5 years ago this month:

  • The Arizona Commission on Judicial Conduct publicly reprimanded a court commissioner for hearing testimony in a child support case from the mother at a hearing when the father was not present because he had a medical emergency, ordering the father to pay a purge amount by a specified date, issuing an arrest warrant for the father when he failed to pay the purge amount, and providing specious and incomplete responses during the Commission investigation. Morton, Order (Arizona Commission on Judicial Conduct February 3, 2014).
  • The Arizona Commission on Judicial Conduct publicly reprimanded a former court commissioner for operating a vehicle while under the influence. Madden, Order (Arizona Commission on Judicial Conduct February 12, 2014).

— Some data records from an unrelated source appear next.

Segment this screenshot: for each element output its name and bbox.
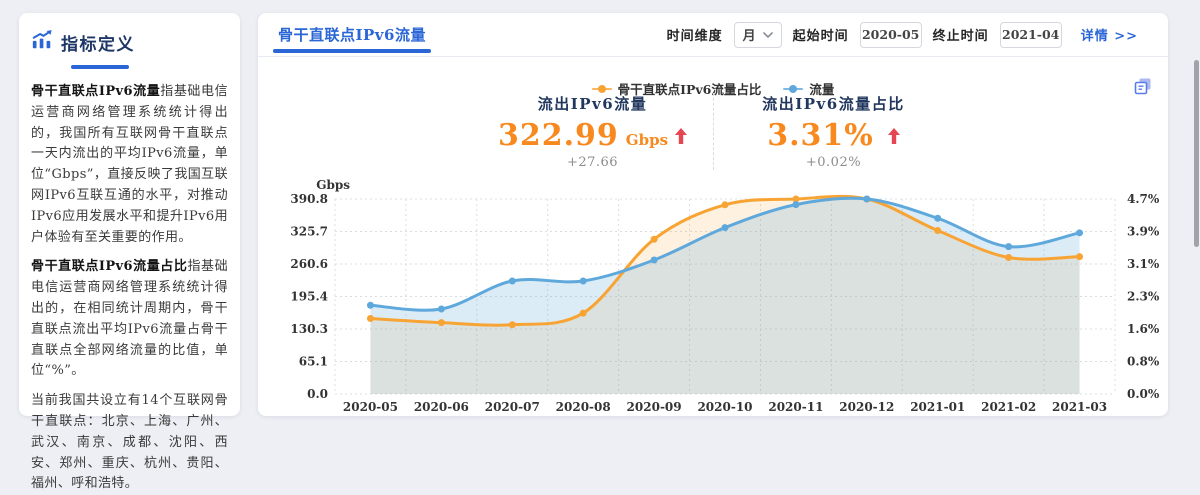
sidebar-title-underline [71,65,129,69]
svg-text:2020-06: 2020-06 [414,400,469,414]
tab-label: 骨干直联点IPv6流量 [278,24,426,45]
svg-text:2020-08: 2020-08 [556,400,611,414]
svg-text:2020-11: 2020-11 [768,400,823,414]
sidebar-header: 指标定义 [31,29,228,55]
start-time-label: 起始时间 [793,25,849,44]
ipv6-traffic-panel: 骨干直联点IPv6流量 时间维度 月 起始时间 2020-05 终止时间 202… [258,13,1168,416]
svg-text:1.6%: 1.6% [1127,322,1160,336]
kpi-row: 流出IPv6流量 322.99 Gbps +27.66 流出IPv6流量占比 3… [258,93,1168,170]
definition-paragraph: 骨干直联点IPv6流量指基础电信运营商网络管理系统统计得出的，我国所有互联网骨干… [31,82,228,248]
time-dimension-label: 时间维度 [667,25,723,44]
svg-text:0.0%: 0.0% [1127,387,1160,401]
line-chart[interactable]: Gbps390.8 325.7 260.6 195.4 130.3 65.1 0.0 4.7%… [258,177,1168,415]
details-link[interactable]: 详情 >> [1081,25,1138,44]
svg-text:2020-09: 2020-09 [627,400,682,414]
svg-text:2020-07: 2020-07 [485,400,540,414]
kpi-value: 322.99 [498,119,619,152]
chevron-down-icon [763,27,773,42]
svg-text:4.7%: 4.7% [1127,192,1160,206]
kpi-value: 3.31% [767,119,874,152]
time-controls: 时间维度 月 起始时间 2020-05 终止时间 2021-04 详情 >> [667,22,1138,48]
svg-text:195.4: 195.4 [290,290,328,304]
legend-marker-blue [783,85,803,93]
active-tab-underline [273,49,431,53]
chart-section: 骨干直联点IPv6流量占比 流量 流出IPv6流量 322.99 Gbps +2… [258,57,1168,415]
svg-text:3.9%: 3.9% [1127,225,1160,239]
panel-header: 骨干直联点IPv6流量 时间维度 月 起始时间 2020-05 终止时间 202… [258,13,1168,57]
definition-paragraph: 骨干直联点IPv6流量占比指基础电信运营商网络管理系统统计得出的，在相同统计周期… [31,257,228,382]
svg-text:390.8: 390.8 [290,192,328,206]
definition-paragraph: 当前我国共设立有14个互联网骨干直联点：北京、上海、广州、武汉、南京、成都、沈阳… [31,391,228,495]
sidebar-title: 指标定义 [61,30,135,55]
kpi-title: 流出IPv6流量占比 [734,93,934,114]
svg-text:2021-03: 2021-03 [1052,400,1107,414]
start-time-input[interactable]: 2020-05 [860,22,922,48]
indicator-definitions: 骨干直联点IPv6流量指基础电信运营商网络管理系统统计得出的，我国所有互联网骨干… [31,82,228,495]
svg-text:Gbps: Gbps [316,178,350,192]
kpi-divider [713,93,714,170]
bar-chart-trend-icon [31,29,53,55]
svg-text:2020-12: 2020-12 [839,400,894,414]
svg-text:2021-02: 2021-02 [981,400,1036,414]
svg-text:2.3%: 2.3% [1127,290,1160,304]
kpi-delta: +27.66 [493,155,693,170]
end-time-label: 终止时间 [933,25,989,44]
up-arrow-icon [675,128,687,148]
kpi-outflow-traffic: 流出IPv6流量 322.99 Gbps +27.66 [493,93,693,170]
scrollbar-thumb[interactable] [1194,60,1199,247]
time-dimension-select[interactable]: 月 [734,22,782,48]
up-arrow-icon [888,128,900,148]
svg-text:260.6: 260.6 [290,257,328,271]
indicator-definition-card: 指标定义 骨干直联点IPv6流量指基础电信运营商网络管理系统统计得出的，我国所有… [19,13,240,416]
svg-text:0.0: 0.0 [307,387,328,401]
legend-marker-orange [592,85,612,93]
svg-text:3.1%: 3.1% [1127,257,1160,271]
kpi-delta: +0.02% [734,155,934,170]
kpi-outflow-ratio: 流出IPv6流量占比 3.31% +0.02% [734,93,934,170]
tab-backbone-ipv6-traffic[interactable]: 骨干直联点IPv6流量 [278,13,426,56]
time-dimension-value: 月 [743,25,756,44]
svg-text:130.3: 130.3 [290,322,328,336]
kpi-title: 流出IPv6流量 [493,93,693,114]
svg-text:2021-01: 2021-01 [910,400,965,414]
end-time-input[interactable]: 2021-04 [1000,22,1062,48]
svg-text:2020-05: 2020-05 [343,400,398,414]
svg-text:0.8%: 0.8% [1127,355,1160,369]
kpi-unit: Gbps [626,131,668,149]
svg-text:65.1: 65.1 [299,355,328,369]
svg-text:325.7: 325.7 [290,225,328,239]
data-view-icon[interactable] [1134,77,1152,95]
svg-text:2020-10: 2020-10 [697,400,752,414]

  • Based on a stipulated resolution in which the judge agreed to resign, the Colorado Supreme Court publicly censured a judge for inappropriate jokes and comments in the course of his duties and ex parte communications. In the Matter of Rand, 332 P.3d 115 (Colorado 2014).
  • Adopting the findings and recommendation of the Advisory Committee on Judicial Conduct, which were accepted by the judge and based on stipulations, the New Jersey Supreme Court publicly admonished a judge for using his judicial stationery when communicating with school officials in an effort to secure funding for a summer camp for the son of the woman with whom he was in a relationship. In the Matter of Isabella (New Jersey Supreme Court February 19, 2014).  The Court’s order does not describe the judge’s misconduct; this summary is based on the Committee’s presentment.
  • Adopting the findings of fact of the Judicial Conduct Commission, the North Dakota Supreme Court suspended a judge for 1 month without pay for failing to diligently and promptly decide judicial matters assigned to him. In the Matter of Hagar, 842 N.W.2d 873 (North Dakota 2014).
  • Based on a stipulation and agreement, the Washington State Commission on Judicial Conduct publicly admonished a judge for encouraging defendants at an arraignment to enter a guilty plea that afternoon, promising a specific outcome, and failing to require written plea forms when 12 defendants accepted her offer. In re Seitz, Stipulation, Agreement, and Order (Washington State Commission on Judicial Conduct February 24, 2014).